Dear Editor,
I refer to the pointless letter from Leonard Craig, the former Chairman of the Guyana National Broadcast Authority (GNBA) (‘Definitions of broadcasting across the globe…’ SN, November 28). This letter contains numerous areas of misinformation, eg, CATV was used in the US for transmitting cable signals. This is total hogwash. These CATV frequencies from Channel A/14 at 121 MHz, to CH W/36 at 295 MHz can only be used if they are locked away in a cable; they cannot legally be transmitted over the air. Guyanese will be aware of Channel 28 or Channel O presently being aired in Guyana. In 1995-6 when Mr Sam Hinds outlined the air channel allocations for Guyana and the CATV Channel 28 which I was using was identified by him as not for broadcast but for use only in cable systems, ie only used when these frequencies are locked away in a cable, he was right, but he was wrong to allocate frequencies to everyone else ‒ Sharma, McKay, Rambarran ‒ but left me out of the reallocation, since I was, according to Mr Keith Massiah, the first among equals. So at that time, when Hinds was redefining the broadcast spectrum and moving Sharma from Channel 12 to Channel 6, I was left out, forcing me to go to court to seek redress. The Appeal Court then awarded me Channel 28 as my personal property.
Mr Craig does not recognize the definition of broadcasting and cable and obscures the situation by going back all the way to 1946 and some obscure case regarding the origin of CATV. But today’s Wikipedia encyclopedia defines cable (CATV) as being distinct from broadcasting, eg, “Cable television is a system of delivering television programming to paying subscribers via radio frequency (RF) signals transmitted through coaxial cables or, in the 2010s, light pulses through fibre-optic cables.
This contrasts with broadcast television, in which the television signal is transmitted over the air by radio waves and received by a television antenna attached to the television.”
But this letter is typical of the nonsense he forced the directors of the GNBA to tolerate for nearly two years and which has stymied its work, as has now been found by Brig-Gen (retd) Joe Singh.
I maintain that broadcasting should never be confused with wireless cable as has happened in Guyana, since nowhere in this world did any country which I know of, allocate 8 broadcast frequencies in the UHF band between channels UHF 36 to 49 as happened here.
This has denied our granting TV licences at these frequencies and his erroneous contentions do not explain why in the USA even today after they have converted to digital broadcasting, they have reserved channels 14 to 70 in the UHF band for broadcasting. But in Guyana where we have not introduced digital broadcasting we have available for broadcasting only Channels 14 to 50. Not satisfied with this huge revocation of frequency for the broadcasting of Channels 14 to 83 in analog and 14 to 70 in digital broadcasting as is the US current allocation (I am using US frequencies and allocations since Guyana uses the United States television standards ‒ the National Television Standards Committee ‒ for our TV services) so we always have to look to the US for guidance as to how we should proceed.
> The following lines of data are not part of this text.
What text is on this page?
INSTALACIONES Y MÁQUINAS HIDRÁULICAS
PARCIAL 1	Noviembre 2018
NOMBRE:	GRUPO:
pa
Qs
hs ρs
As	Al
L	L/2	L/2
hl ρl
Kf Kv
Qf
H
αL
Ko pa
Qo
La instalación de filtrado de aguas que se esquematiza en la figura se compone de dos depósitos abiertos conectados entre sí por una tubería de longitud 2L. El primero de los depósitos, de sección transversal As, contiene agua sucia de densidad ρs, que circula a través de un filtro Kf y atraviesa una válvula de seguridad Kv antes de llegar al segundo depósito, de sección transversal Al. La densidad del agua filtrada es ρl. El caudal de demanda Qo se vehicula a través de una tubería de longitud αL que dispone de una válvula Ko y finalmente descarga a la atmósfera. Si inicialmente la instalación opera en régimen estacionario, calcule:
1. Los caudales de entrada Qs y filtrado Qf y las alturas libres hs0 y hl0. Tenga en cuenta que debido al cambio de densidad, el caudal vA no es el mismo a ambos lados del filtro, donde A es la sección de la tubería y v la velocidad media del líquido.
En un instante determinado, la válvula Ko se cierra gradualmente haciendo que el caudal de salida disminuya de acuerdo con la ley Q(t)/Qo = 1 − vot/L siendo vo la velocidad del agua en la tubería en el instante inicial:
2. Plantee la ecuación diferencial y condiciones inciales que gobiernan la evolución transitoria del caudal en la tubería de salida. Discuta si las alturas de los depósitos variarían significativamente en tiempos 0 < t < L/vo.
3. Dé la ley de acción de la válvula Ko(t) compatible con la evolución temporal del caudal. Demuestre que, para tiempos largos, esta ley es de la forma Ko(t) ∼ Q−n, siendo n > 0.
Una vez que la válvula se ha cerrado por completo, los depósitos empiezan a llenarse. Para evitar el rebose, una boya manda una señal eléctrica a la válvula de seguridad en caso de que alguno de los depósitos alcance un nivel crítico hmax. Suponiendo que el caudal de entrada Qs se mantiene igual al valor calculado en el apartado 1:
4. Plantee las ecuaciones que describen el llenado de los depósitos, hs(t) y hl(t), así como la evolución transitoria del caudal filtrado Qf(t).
But since we have not yet converted to digital our National Frequency Management Unit, which Craig says is the competent authority for broadcasting in Guyana, which I dispute ‒ not their statutory authority, but their functional or more accurately dysfunctional authority ‒ not happy with awarding channels UHF 50 to 83 to telecommunications without proper consultation or compensation to the people of Guyana, then allocates 8 broadcast channels between 14 to 50 to E-Networks for cable use. Begging the question what exactly is Mr Craig’s agenda in this matter? It certainly cannot be the regulation of broadcasting.
So I want him to tell us where in the world are cable systems allowed to transmit in the broadcast band as has E-Networks, and are occupying Channels, 36, 37, 43, 44, 45, 47, 48, 49, as is happening in Guyana. When this happens people are affected, since we are giving away broadcast frequencies which are for the use of everyone, to people who are charging monthly subscriptions to see that transmission which is not broadcast. In a poor country like Guyana this cannot be right or fair.
Sir Fenton Ramsahoye tells me that in writing laws, a country can, for the purposes of context, legally use a definition which may not be accurate technically, but in the instant case the perversion was not to put the provisions of the act into context, but to distort the definition of broadcasting to allow the wrong allocation of frequency to E-Networks.